Spain Tries to Stop Coronovirus Spread from Italy
Spain tried Wednesday to prevent the spread of the coronavirus from Italy after eight cases of the flu-like disease were detected within a 24-hour period all linked to the country.
Hundreds of tourists remained confined to a Tenerife hotel Wednesday for a second straight day as a precaution after a an Italian and his wife tested positive for the disease which has so far killed 11 people in Italy.

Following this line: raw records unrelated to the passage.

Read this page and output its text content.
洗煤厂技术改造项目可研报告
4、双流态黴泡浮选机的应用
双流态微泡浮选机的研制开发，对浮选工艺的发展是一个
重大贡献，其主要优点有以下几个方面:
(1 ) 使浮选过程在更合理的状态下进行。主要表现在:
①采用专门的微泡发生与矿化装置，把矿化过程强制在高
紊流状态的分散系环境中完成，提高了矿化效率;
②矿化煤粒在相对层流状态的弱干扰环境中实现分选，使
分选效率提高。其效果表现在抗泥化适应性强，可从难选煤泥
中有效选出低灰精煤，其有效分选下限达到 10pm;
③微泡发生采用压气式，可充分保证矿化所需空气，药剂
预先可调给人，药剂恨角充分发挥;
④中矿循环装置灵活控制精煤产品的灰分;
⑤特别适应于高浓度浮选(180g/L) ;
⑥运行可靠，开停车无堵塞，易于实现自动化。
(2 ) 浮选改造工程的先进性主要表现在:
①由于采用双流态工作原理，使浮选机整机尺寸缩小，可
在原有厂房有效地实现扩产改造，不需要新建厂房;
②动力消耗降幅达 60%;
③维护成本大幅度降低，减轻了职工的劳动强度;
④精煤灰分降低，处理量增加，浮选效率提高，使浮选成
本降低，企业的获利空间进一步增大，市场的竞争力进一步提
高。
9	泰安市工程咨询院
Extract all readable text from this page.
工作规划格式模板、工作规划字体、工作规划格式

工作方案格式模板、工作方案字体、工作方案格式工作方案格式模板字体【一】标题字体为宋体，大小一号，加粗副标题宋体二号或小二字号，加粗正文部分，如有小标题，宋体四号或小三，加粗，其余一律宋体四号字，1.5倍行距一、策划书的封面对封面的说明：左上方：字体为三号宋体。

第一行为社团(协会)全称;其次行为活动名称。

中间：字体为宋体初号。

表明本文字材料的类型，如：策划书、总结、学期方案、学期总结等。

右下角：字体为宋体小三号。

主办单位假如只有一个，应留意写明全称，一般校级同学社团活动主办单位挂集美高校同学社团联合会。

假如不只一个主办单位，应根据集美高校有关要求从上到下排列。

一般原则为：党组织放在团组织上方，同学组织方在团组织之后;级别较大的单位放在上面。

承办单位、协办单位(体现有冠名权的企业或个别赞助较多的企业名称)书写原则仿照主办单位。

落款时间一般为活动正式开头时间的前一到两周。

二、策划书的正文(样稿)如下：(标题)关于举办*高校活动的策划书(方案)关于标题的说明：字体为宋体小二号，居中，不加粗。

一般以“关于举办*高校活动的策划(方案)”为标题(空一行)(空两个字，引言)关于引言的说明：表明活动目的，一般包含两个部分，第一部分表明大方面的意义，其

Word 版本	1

The couple are in quarantine at a Tenerife hospital.
Two other Italians who were part of the same group of holidaymakers who flew to the island and were staying at the hotel have also tested positive, health authorities on the Canary Islands said.
Four other cases have been detected in mainland Spain -- two in the Madrid region, one in the Valencia region and one in Barcelona, that of a 36-year-old Italian woman who lives in the city and had recently made a trip to the north of Italy, the worst affected region.
All eight cases must be confirmed by a second test as required by Spain's protocol for suspected cases of the disease.
Spain's Health Minister Salvador Illa late on Tuesday advised people not to travel to northern Italy and other global hotspots for the disease such as Wuhan in China, South Korea, Japan and Iran "unless it is essential".
He also said all patients in Spanish hospitals with respiratory illnesses of "unknown causes" would undergo tests to see if they had coronavirus.
Spain is home to over 240,000 Italians and it welcomed 4.5 million visitors from Italy last year.
Spain had so far registered two confirmed cases of coronavirus, both in foreigners.
The first case was that of a German man on La Gomera island in the Canaries who tested positive on January 31 followed by a British man who tested positive in Mallorca in the Balearic Islands on February 9. Both recovered.